Les examens médicaux annuels, pourtant obligatoires, sont souvent inexistants. Mais des cas graves sont cependant progressivement révélés. C’est le cas par exemple de l’épidémie de silicose, une affection pulmonaire chronique causée par l’inhalation de poussières de silice, chez les travailleurs de la joaillerie. Autre cas, l’intoxication au cadmium de 400 travailleurs de Gold Peak, l’une des plus grandes entreprises mondiales de piles et de batteries destinées entre autres aux jouets. Le cadmium, qui persiste dans le corps humain jusqu’à trente ans après l’exposition, peut provoquer des nausées, étourdissements ou douleurs, de sérieux dommages aux reins, aux poumons ou aux os, voire des cancers. Nombre des travailleurs intoxiqués ont accepté de quitter l’usine contre un engagement d’indemnisation de la part de l’entreprise devant leur permettre de payer leur traitement.

Mais Gold Peak n’a pas tenu ses promesses.
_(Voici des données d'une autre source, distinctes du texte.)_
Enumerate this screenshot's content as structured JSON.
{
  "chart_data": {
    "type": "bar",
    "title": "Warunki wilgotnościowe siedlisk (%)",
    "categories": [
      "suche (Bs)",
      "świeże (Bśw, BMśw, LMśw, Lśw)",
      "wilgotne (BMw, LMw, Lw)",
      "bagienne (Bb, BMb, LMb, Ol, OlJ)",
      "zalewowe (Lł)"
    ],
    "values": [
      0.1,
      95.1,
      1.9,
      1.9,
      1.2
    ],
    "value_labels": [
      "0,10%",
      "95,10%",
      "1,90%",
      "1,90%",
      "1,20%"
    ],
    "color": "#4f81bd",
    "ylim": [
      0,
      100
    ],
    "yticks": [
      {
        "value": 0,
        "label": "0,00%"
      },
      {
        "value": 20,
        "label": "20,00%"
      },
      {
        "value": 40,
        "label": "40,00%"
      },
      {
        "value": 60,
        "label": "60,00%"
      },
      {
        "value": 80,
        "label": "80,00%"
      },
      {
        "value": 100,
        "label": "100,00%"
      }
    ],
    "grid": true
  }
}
Malgré la forte mobilisation des anciens ouvriers des usines de Gold Peak, soutenue par plusieurs organisations de défense des droits des travailleurs de Hong Kong, la direction de Gold Peak refuse toujours, cinq ans après les faits, d’indemniser les ouvriers intoxiqués et d’engager des négociations sérieuses avec les travailleurs.

Le problème : les pratiques d’achat

En réponse aux multiples scandales et aux campagnes d’interpellation, les entreprises du secteur ont adopté des « codes de bonne conduite » censés garantir des conditions de travail décentes dans l’industrie du jouet.

Le Conseil international de l’industrie du jouet (ICTI) a tenté d’harmoniser ces démarches en adoptant un code de conduite pour l’ensemble de ses membres. Aujourd’hui, les plus importantes fédérations nationales de fabricants de jouets, y compris les fédérations européenne et américaine, l’ont adopté. Ce code de conduite a probablement contribué aux améliorations constatées dans l’industrie du jouet. Mais il comprend encore de nombreuses limites et faiblesses. Sa mise en œuvre et son contrôle ne s’appuient pas sur la participation des organisations de travailleurs. Il manque totalement de transparence vis-à-vis des travailleurs comme des consommateurs. Enfin, il ne prend pas en compte l’impact des pratiques d’achat des distributeurs et des marques sur les conditions de travail et la capacité des fabricants à appliquer le code de conduite.

Pourtant, c’est bien la pression exercée par les multinationales comme Hasbro, Mattel ou Disney sur leurs fournisseurs pour qu’ils livrent les jouets dans des délais toujours plus courts et à des prix toujours plus bas, qui conduit à des violations du droit du travail. Les employeurs qui souhaitent respecter la loi sont souvent mis hors circuit. Les multinationales préfèrent passer leurs commandes chez des fournisseurs qui offrent les prix les plus bas, au détriment des conditions de travail et de la sécurité de leurs travailleur

Vous pouvez agir

Depuis des années, la Campagne Vêtements Propres interpelle les grandes marques de jouets afin de les amener à assumer leur responsabilité. Régulièrement, la Campagne Vêtements Propres relaie sur son site internet – www.vetementspropres.be – des appels urgents sur des cas précis de violations de droits des travailleurs dans l’industrie du jouet.

La Campagne Vêtements Propres met également à votre disposition des outils et dossiers pédagogique
sur ce sujet. Une autre manière de passer un moment ludique et agréable. Enfin, à l’occasion de la fin d’année, rappelons-nous que les grandes marques de jouets ne sont pas les seules sur le marché. Les jouets Made in dignity d’Oxfam-Magasins du monde et les jouets de seconde main sont des alternatives qui se basent sur le respect et l’émancipation des travailleurs et qui refusent la surconsommation.